Monday, May. 09, 1938

Anti-Monopoly

Last year Harold L. Ickes and Robert Houghwout Jackson handed U. S. Business the Administration's Christmas greetings in the form of a pair of diatribes about "economic oligarchy" and "the 60 families." Implication was that they would be followed by a similarly vehement message from the President to Congress, suggesting revision of U. S. anti-trust laws. Anxiously awaited by Business ever since, the business monopoly message from the nation's greatest governmental monopolist finally appeared last week. A detailed request for Congressional investigation of the whole subject of monopoly as a preliminary to future legislation to curtail it, it was chiefly noteworthy for a tone as mild as Messrs. Ickes & Jackson had been bitter.

Simple Truths. Read to Congress the day after Governor La Follette's launching of a new party in Madison, Wis. (see p. 12), the President's message opened with some strikingly similar themes:

"Unhappy events abroad have retaught us two simple truths about the liberty of a democratic people. The first truth is that the liberty of a democracy is not safe if the people tolerate the growth of private power to a point where it becomes stronger than their democratic State itself. That, in its essence, is fascism--ownership of government by an individual, by a group or by any other controlling private power.

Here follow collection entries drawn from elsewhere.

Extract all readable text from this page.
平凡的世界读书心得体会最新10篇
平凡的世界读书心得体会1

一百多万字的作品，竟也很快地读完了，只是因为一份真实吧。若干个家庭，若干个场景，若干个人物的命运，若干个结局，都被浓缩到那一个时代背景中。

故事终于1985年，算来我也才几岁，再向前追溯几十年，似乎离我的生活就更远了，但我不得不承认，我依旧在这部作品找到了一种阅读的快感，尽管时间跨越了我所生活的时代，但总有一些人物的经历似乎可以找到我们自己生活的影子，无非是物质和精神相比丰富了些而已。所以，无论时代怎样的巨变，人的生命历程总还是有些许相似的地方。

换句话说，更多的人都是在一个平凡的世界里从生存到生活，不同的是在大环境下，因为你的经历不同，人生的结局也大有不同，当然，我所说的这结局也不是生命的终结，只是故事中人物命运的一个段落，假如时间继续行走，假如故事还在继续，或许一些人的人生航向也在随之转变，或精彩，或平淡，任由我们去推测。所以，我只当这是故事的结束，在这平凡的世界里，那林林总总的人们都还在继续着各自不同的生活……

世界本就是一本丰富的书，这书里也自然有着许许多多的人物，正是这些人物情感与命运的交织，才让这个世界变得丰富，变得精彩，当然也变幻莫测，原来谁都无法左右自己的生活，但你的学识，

"The second truth is that the liberty of a democracy is not safe if its business system does not provide employment and produce and distribute goods in such a way as to sustain an acceptable standard of living. Both lessons hit home. Among us today a concentration of private power without equal in history is growing."

Statistics. To prove his point that current concentration of economic power is unexampled, the President quoted familiar statistics from reports to the Bureau of Internal Revenue: 1) .1% of U. S. corporations own 52% of all corporate assets, get 50% of all corporate income, less than 5% of U. S. corporations own 87% of the assets and less than 4% of manufacturing corporations get 84% of their net profits; 2) even in 1929 .3% of the population got 78% of the dividends and 3) in 1936, 33% of all inheritances went to 4% of all heirs. Taking this as premise No. 1, the President proposed as premise No. 2 that the concentration was due to monopolistic trends in U. S. business. His conclusion was that "a thorough study of the concentration of economic power in American industry and the effect of that concentration upon the decline of competition" should be undertaken by the Federal Trade Commission, Department of Justice and Securities & Exchange Commission, for whom he recommended appropriating $500,000. In addition, the President requested $200,000 more to enable the Department of Justice--whose Assistant Attorney General Thurman Arnold (The Folklore of Capitalism) was last week telling a New York audience about his plan to publicize antimonopoly prosecutions--to enforce existing anti-trust laws.

Homework. List of subjects which the President proposed Congress investigate: 1) Improvement of anti-trust laws by placing the burden of proof of innocence on those charged with certain violations, such as presenting identical bids, uniform price raises; 2) more careful scrutiny of mergers and interlocking relationships; 3) supervision of investment trusts and gradual separation of banks from holding companies; 4) supervision and publicizing of activities of trade associations; 5) amendment of patent laws to prevent use of patent controls for suppression of new inventions; 6) correction of tax laws to encourage competition and dividend distribution. To top all this the President also suggested that Congress consider creating a Bureau of Industrial Economics, modeled on the Bureau of Agricultural Economics, to keep business informed on supply and demand variations throughout the U. S.

"Men of Good Faith." Noteworthy in all the President's recent discourses to or about business since he recognized Depression* last month has been a gentle and conciliatory tone. Last week's message was no exception.

"No man of good faith will misinterpret these proposals. . . . [The program] is not intended as the beginning of any ill-considered 'trustbusting' activity which lacks proper consideration for economic results. It is a program to preserve private enterprise for profit by keeping it free enough to be able to utilize all our resources of capital and labor at a profit."

*A recent Gallup poll on the subject showed that 58% of its respondents considered Depression more accurate than Recession as a description of the current state of U. S. business.